Gas-Oil Ratio and Regulatory Classification
Whether a borehole is reported as an oil well or a gas well in the WCSB hinges on its producing gas-oil ratio, measured in cubic metres of gas per cubic metre of oil. The AER applies a threshold historically set near 3,000 m3/m3, about 16,800 scf/bbl, above which the well is classed as gas. This is not mere paperwork: oil wells and gas wells face different royalty formulas, different allowable production limits, and different conservation obligations for flaring and venting under Directive 060. As a flush-production oil well depletes and its reservoir pressure drops below the bubble point, dissolved gas comes out of solution, the GOR climbs, and a well first reported as oil may eventually be reclassified, changing how its volumes are reported, royalty-assessed, and conserved.
Water Cut and the Economic Limit
Water production is the silent economics killer of mature oil wells. A Viking or Cardium well may produce clean oil early, but as edge water or a waterflood front reaches the wellbore, water cut climbs steadily, often exceeding 90 to 95 percent late in life. Every barrel of water must be lifted, separated, treated, and disposed of, usually by injection into a deep disposal zone at a cost of several Canadian dollars per cubic metre. When the revenue from the shrinking oil fraction no longer covers the lift power, chemical, water-handling, and surface operating cost, the well reaches its economic limit. At that point the operator either recompletes to a fresher zone, converts the well to injection or disposal, suspends it, or proceeds to plug and abandon it under Directive 020.
Fast Facts
The Leduc No. 1 discovery well near Edmonton, brought in by Imperial Oil on February 13, 1947, launched the modern WCSB oil industry and produced for over a decade before being abandoned in 1974. Across its life a typical conventional oil well may recover only 5 to 30 percent of the oil originally in place, leaving the majority stranded, which is precisely why enhanced recovery, waterflooding, and increasingly tight-oil horizontal drilling have become the defining technologies of basin development.
Related Terms
An oil well connects to many adjacent concepts across the production lifecycle. Associated gas is the natural gas co-produced with crude and subject to conservation rules. Water cut measures the rising water fraction that drives a well toward its economic limit, while gas-oil ratio determines whether a borehole is classed as an oil or gas well. Artificial lift sustains production once natural flow ceases, and decline curve analysis forecasts the falling oil rate that ultimately ends the well's commercial life.

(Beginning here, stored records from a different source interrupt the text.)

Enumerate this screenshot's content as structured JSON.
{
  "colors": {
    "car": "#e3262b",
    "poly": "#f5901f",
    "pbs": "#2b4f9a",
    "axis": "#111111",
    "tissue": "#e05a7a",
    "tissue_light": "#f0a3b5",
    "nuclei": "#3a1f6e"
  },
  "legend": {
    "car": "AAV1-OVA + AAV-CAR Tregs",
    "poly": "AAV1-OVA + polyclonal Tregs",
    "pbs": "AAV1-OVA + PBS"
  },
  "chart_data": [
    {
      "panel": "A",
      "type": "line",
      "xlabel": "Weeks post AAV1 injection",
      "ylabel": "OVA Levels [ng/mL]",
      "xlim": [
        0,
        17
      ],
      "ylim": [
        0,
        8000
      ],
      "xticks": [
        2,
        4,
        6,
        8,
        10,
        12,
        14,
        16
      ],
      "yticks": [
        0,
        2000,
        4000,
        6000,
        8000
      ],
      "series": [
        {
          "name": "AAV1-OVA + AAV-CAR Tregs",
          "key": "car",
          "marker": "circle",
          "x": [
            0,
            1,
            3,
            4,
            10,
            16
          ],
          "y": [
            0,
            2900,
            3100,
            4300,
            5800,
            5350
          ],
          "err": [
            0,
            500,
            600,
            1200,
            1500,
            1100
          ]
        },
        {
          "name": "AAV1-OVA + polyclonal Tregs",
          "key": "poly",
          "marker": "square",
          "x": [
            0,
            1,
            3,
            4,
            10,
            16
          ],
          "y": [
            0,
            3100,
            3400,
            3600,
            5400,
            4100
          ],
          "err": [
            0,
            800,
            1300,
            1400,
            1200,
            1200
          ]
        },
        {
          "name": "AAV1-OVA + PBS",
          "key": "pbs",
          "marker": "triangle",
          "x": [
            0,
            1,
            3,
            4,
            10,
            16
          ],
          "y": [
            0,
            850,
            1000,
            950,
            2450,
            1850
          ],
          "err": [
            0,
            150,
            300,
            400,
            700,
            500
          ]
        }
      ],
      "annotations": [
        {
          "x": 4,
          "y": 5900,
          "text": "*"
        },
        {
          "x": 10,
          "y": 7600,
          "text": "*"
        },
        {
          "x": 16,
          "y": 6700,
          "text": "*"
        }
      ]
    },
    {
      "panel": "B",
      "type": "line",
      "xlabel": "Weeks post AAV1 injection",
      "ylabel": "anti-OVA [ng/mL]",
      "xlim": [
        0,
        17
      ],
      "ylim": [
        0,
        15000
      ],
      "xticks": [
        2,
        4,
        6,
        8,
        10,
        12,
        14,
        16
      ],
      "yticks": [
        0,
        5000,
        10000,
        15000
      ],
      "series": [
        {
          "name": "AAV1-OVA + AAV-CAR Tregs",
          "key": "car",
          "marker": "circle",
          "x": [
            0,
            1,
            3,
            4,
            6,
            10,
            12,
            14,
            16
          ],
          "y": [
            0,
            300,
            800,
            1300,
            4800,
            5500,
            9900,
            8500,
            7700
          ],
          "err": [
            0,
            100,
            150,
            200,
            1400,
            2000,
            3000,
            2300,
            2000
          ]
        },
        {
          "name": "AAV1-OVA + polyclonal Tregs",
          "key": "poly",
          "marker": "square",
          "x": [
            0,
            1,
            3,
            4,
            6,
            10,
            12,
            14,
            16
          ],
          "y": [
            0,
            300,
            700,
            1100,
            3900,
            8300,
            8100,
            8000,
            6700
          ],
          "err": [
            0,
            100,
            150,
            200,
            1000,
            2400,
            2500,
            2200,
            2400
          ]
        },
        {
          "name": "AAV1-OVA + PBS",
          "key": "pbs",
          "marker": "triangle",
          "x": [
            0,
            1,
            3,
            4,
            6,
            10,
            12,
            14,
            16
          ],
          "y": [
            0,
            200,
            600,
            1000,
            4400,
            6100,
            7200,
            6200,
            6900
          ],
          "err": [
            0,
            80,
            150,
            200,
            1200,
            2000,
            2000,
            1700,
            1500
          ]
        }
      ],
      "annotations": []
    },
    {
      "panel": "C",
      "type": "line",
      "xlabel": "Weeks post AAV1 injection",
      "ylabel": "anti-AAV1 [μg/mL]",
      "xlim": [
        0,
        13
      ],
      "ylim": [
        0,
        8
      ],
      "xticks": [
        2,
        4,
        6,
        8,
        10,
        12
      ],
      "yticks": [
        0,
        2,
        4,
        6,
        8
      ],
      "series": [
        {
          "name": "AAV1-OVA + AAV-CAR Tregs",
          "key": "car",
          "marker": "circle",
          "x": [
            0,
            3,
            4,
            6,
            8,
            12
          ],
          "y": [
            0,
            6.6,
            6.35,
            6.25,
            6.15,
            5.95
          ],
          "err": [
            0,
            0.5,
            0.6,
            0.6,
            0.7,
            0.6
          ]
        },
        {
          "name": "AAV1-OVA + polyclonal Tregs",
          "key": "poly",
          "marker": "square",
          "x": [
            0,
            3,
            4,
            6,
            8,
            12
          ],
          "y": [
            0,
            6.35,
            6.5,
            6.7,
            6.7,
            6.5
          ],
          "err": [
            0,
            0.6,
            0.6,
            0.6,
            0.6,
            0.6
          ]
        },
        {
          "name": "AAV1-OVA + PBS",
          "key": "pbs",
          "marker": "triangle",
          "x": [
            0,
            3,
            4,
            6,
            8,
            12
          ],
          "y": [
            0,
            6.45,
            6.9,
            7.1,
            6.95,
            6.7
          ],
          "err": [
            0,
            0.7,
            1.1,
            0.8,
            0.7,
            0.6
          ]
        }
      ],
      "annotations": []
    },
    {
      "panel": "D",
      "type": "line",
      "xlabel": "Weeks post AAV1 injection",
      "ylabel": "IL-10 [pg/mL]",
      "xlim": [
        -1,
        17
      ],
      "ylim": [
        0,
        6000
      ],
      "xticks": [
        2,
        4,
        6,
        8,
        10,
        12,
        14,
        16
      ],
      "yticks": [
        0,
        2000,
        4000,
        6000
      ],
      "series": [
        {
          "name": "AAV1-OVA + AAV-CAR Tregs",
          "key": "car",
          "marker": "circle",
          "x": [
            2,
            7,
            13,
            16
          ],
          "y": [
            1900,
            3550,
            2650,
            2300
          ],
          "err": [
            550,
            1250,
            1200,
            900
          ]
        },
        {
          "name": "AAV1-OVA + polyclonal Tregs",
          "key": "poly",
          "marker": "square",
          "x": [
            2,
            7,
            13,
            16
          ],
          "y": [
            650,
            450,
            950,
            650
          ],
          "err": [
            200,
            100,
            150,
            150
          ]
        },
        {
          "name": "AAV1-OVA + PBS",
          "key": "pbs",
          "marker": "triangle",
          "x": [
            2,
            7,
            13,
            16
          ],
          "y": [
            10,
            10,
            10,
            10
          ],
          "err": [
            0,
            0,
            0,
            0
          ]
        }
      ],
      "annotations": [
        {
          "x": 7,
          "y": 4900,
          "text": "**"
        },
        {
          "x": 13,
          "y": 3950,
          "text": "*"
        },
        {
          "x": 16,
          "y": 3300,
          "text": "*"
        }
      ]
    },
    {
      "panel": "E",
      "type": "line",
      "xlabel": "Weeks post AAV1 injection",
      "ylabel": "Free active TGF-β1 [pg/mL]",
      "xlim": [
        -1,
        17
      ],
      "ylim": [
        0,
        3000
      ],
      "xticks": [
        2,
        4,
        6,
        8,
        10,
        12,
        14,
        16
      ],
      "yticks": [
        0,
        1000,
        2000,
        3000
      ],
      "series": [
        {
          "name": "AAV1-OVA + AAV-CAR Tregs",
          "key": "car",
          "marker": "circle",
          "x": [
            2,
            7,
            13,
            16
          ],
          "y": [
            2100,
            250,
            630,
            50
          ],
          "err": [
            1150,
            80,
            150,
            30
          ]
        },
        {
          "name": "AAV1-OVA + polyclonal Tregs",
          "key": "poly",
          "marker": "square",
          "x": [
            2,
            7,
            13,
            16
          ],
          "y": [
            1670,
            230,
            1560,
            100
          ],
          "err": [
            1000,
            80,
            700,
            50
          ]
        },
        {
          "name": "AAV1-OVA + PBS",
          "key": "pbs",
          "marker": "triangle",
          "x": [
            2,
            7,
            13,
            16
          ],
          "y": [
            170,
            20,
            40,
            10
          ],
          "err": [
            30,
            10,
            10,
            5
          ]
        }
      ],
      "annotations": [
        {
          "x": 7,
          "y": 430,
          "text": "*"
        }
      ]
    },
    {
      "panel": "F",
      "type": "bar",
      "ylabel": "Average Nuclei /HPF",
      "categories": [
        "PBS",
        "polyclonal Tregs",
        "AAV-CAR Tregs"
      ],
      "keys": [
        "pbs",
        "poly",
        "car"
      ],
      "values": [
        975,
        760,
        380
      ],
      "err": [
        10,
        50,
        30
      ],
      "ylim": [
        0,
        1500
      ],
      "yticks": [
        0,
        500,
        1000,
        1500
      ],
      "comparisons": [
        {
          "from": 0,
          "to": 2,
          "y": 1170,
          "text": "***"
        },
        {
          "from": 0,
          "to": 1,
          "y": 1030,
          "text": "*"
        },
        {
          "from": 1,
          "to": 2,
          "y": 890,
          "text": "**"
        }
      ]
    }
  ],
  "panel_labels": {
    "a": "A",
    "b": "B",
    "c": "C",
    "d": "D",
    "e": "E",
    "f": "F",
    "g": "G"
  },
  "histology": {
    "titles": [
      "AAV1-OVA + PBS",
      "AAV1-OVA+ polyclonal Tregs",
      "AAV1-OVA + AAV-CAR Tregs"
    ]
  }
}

Real-World WCSB Scenario: A Cardium Horizontal at Pembina
A producer drills a 1,600 m horizontal oil well into the Cardium at Pembina near Drayton Valley, completing it with a 30-stage slickwater fracture treatment at an all-in drill, complete, and equip cost near $4.5 million CAD. The well comes on at 420 barrels of oil per day with a 6 percent water cut and a modest gas-oil ratio, paying back its capital within roughly fourteen months at prevailing WTI and Edmonton Par differentials.
By year five the well produces 70 barrels of oil per day at a 78 percent water cut, with rising associated gas as reservoir pressure falls. The operator installs a larger rod-pump lift system and a produced-water disposal tie-in, extending economic life several more years before the rising water-handling cost finally pushes the well to its economic limit and a future Directive 020 abandonment.